Working Toward Constructive Solutions


The Centre for Lebanese Studies at LAU receives the prestigious Lyle Spencer research grant to conduct a study into refugee education.

According to some estimates, Syrian refugee children now account for more than half of the pupils enrolled in Lebanese public schools. And while Lebanon is by far the country most affected by the headwinds from the continuing crisis in Syria, other countries have also stepped up to host refugee families, often with large numbers of children of various ages in need of education.

From its base within LAU, the Centre for Lebanese Studies (CLS) is at the forefront of attempting to understand and proactively address the educational experience of Syrian refugee children in Lebanon, the region and beyond. With the support of a $951,519 grant recently received from the Spencer Foundation, CLS Director Maha Shuayb and a team of colleagues are conducting a comparative longitudinal study of policies, programs and practices related to refugee education in four countries: Lebanon, Germany, Australia and Turkey.

According to Shuayb, the team is interested in three aspects of the issue: “The macro level of the study focuses on existing settlement and education policies across the four countries,” she explains. “The meso level focuses on existing education provisions for refugee children, and the micro level focuses on children’s progress and experiences at school.

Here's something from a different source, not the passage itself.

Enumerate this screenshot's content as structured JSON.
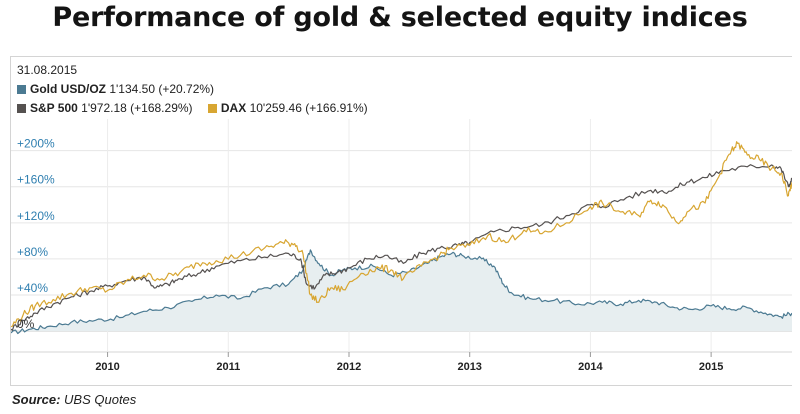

We hope this will allow us to better understand the conditions that can help improve refugee students’ academic attainment.”

Over a five-year period from 2018 to 2023, the researchers will follow the development of selected refugee children enrolled in both middle and secondary schools in all four countries. “Our research methodology comprises qualitative and quantitative instruments, that is, analysis of policy documents concerned with migration and refugee legislations, and education policies for refugee children,” says Shuayb. “There will also be face-to-face as well as telephone interviews conducted with refugee children and their parents or other caregivers, teachers, principals and policy-makers,” she adds.

Those behind the CLS project often discuss what positive, real-world changes could come from it, says Nina Maadad, a member of the research team and senior lecturer in education at Adelaide University in Australia. “These would be educational provisions that could be revised to provide stronger and better opportunities for all refugee children.”

The CLS project resonates with LAU’s broad commitment to both research and community engagement, as stressed by the university’s Third Strategic Plan. It also follows an already established tradition within LAU of highlighting the plight of refugees and working toward constructive solutions, most recently in a November 2017 conference called The Politics of Reception: Syria’s Neighborhood as a Social Field hosted by the Department of Social Sciences and the Institute for Migration Studies.

As it gears up to fully operationalize research plans under the terms of the Spencer Foundation grant, the CLS is also preparing to launch a social media campaign highlighting problems related to vulnerable children’s access to education, focusing on both low-income Lebanese families and Syrian refugees. The campaign is based on research previously conducted under the auspices of the institute and published as a background paper for the International Commission on Financing Global Education Opportunity.